Ve çıkmak için kapıya yöneldi.
Ancak kapı nerde?
Dört taraf duvardı.
“Allah Allah!” dedi. “Ben az önce şuradan girmiştim. Kapı vardı orada, şimdi yok olmuş”.
Çok şaşırdı.
Çaresizlik içinde bıraktı elindeki hırkayı.

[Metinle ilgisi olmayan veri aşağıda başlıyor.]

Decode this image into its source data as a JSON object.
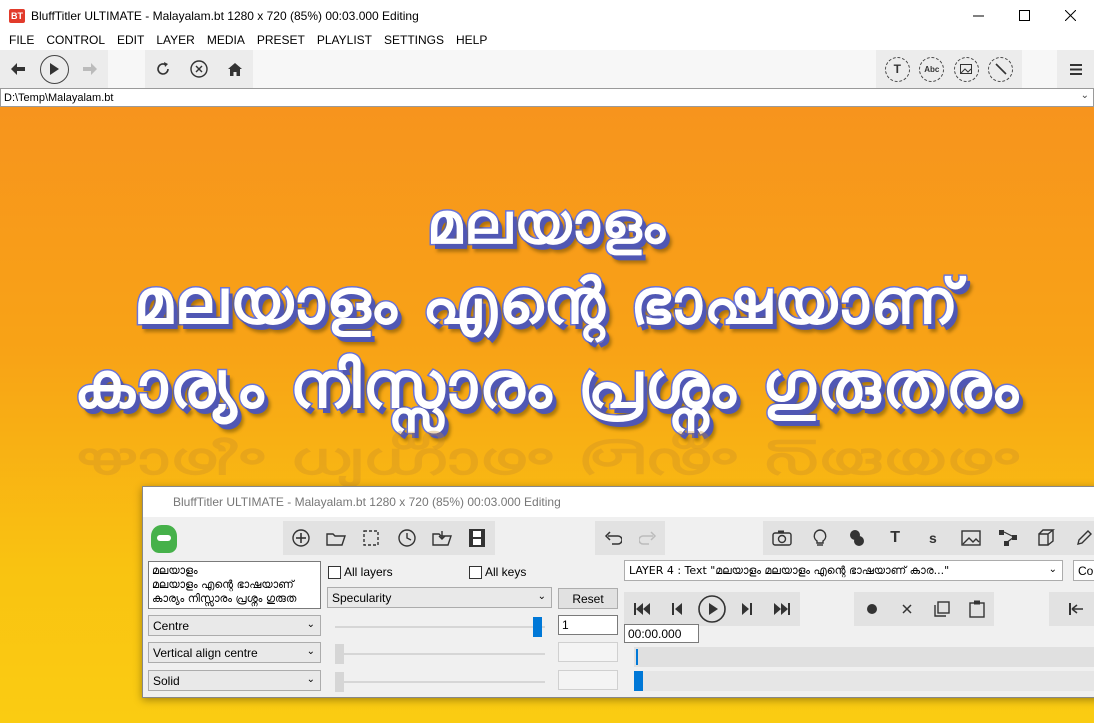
{
  "window": {
    "logo": "BT",
    "title": "BluffTitler ULTIMATE  - Malayalam.bt 1280 x 720 (85%) 00:03.000 Editing"
  },
  "menu": [
    "FILE",
    "CONTROL",
    "EDIT",
    "LAYER",
    "MEDIA",
    "PRESET",
    "PLAYLIST",
    "SETTINGS",
    "HELP"
  ],
  "toolbar": {
    "title_icon_label": "T",
    "abc_icon_label": "Abc"
  },
  "path": "D:\\Temp\\Malayalam.bt",
  "preview": {
    "line1": "മലയാളം",
    "line2": "മലയാളം എന്റെ ഭാഷയാണ്",
    "line3": "കാര്യം നിസ്സാരം പ്രശ്നം ഗുരുതരം",
    "reflection": "കാര്യം നിസ്സാരം പ്രശ്നം ഗുരുതരം"
  },
  "panel": {
    "title": "BluffTitler ULTIMATE  - Malayalam.bt 1280 x 720 (85%) 00:03.000 Editing",
    "text_lines": [
      "മലയാളം",
      "മലയാളം എന്റെ ഭാഷയാണ്",
      "കാര്യം നിസ്സാരം പ്രശ്നം ഗുരുത"
    ],
    "all_layers": "All layers",
    "all_keys": "All keys",
    "property": "Specularity",
    "reset": "Reset",
    "align": "Centre",
    "value": "1",
    "valign": "Vertical align centre",
    "fill": "Solid",
    "layer": "LAYER 4  : Text \"മലയാളം മലയാളം എന്റെ ഭാഷയാണ് കാര...\"",
    "combo_cut": "Cor",
    "time": "00:00.000",
    "p_t": "T",
    "p_s": "s"
  },
  "colors": {
    "accent": "#0078d7",
    "text_fill": "#ffffff",
    "text_outline": "#6a74d8",
    "bg_top": "#f7941d",
    "bg_bottom": "#facc12"
  }
}
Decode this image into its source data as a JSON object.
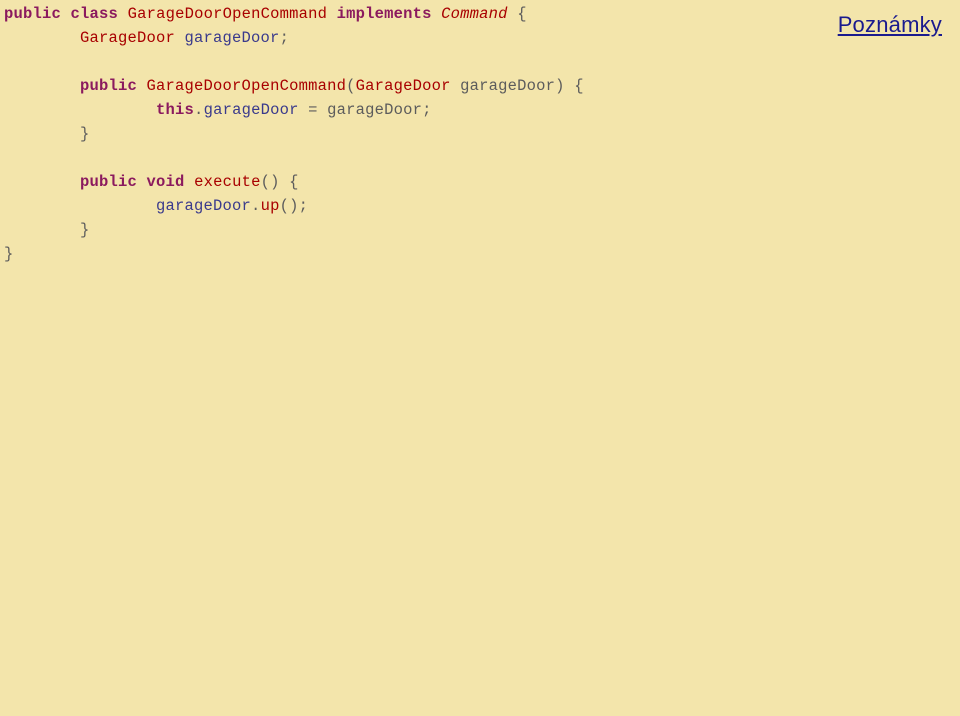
{
  "notes": {
    "label": "Poznámky"
  },
  "code": {
    "kw_public": "public",
    "kw_class": "class",
    "kw_implements": "implements",
    "kw_void": "void",
    "kw_this": "this",
    "class_main": "GarageDoorOpenCommand",
    "class_command": "Command",
    "class_garagedoor": "GarageDoor",
    "field_garagedoor": "garageDoor",
    "method_execute": "execute",
    "method_up": "up",
    "brace_open": "{",
    "brace_close": "}",
    "semicolon": ";",
    "paren_open": "(",
    "paren_close": ")",
    "dot": ".",
    "comma_space": " ",
    "equals": " = ",
    "constructor_name": "GarageDoorOpenCommand"
  }
}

Hırkayı yerine koyar koymaz gördü kapıyı.
Sevinmişti.
“Kapıyı bulmuşken hırkayı da alıp öyle çıkayım” diye düşündü.
Dönüp aldı hırkayı.
Fakat o da ne?
Hırkayı alır almaz kapı yine kayboldu.
Şaşkına döndü adam.
Dört döndü evin içinde.
Yine yok olmuştu koca kapı.
Çaresizlik içinde kıvranırken, büyük Veli seslendi içerden:
- Hırkaya ihtiyacın varsa al götür. Ama izinsiz alırsan, tabii ki bulamazsın kapıyı.
Hırsız şaşkın ve mahcuptu.
Hırkayı bıraktığı gibi hızla çıktı kapıdan.
Ancak anlamıştı bir evliyanın evine girdiğini.
Bu hadise, tövbesine sebep oldu.
Ve o sabah koştu bu zatın mescidine.
Elini öpüp, talebesi olmakla şereflendi.
Her şey insan için yaratıldı
Bu zat bir gün sevdiklerine;
- Allahü teâlâ, yerde ve göklerdeki her şeyi kim için yarattı dersiniz? diye sordu.
Sükut ettiler.
Buyurdu ki:
- İnsan için, yani bizim için yarattı. Çünkü kâinattaki her şeyin, insana bir faydası vardır. Biz bilsek de, bilmesek de, bu böyledir.
Ne için yaratıldık?
Bir gün de sevdiklerine;
- Allahü teâlâ biz insanları ne için yarattı dersiniz? diye sordu.
Yine sükut ettiler.
Buyurdu ki:
- Kendisi için, yani kendisine ibadet etmemiz için yarattı. Nitekim Kur’an-ı kerimde mealen; “İnsanları ve cinleri, yalnız bana ibadet etmeleri için yarattım” buyuruyor.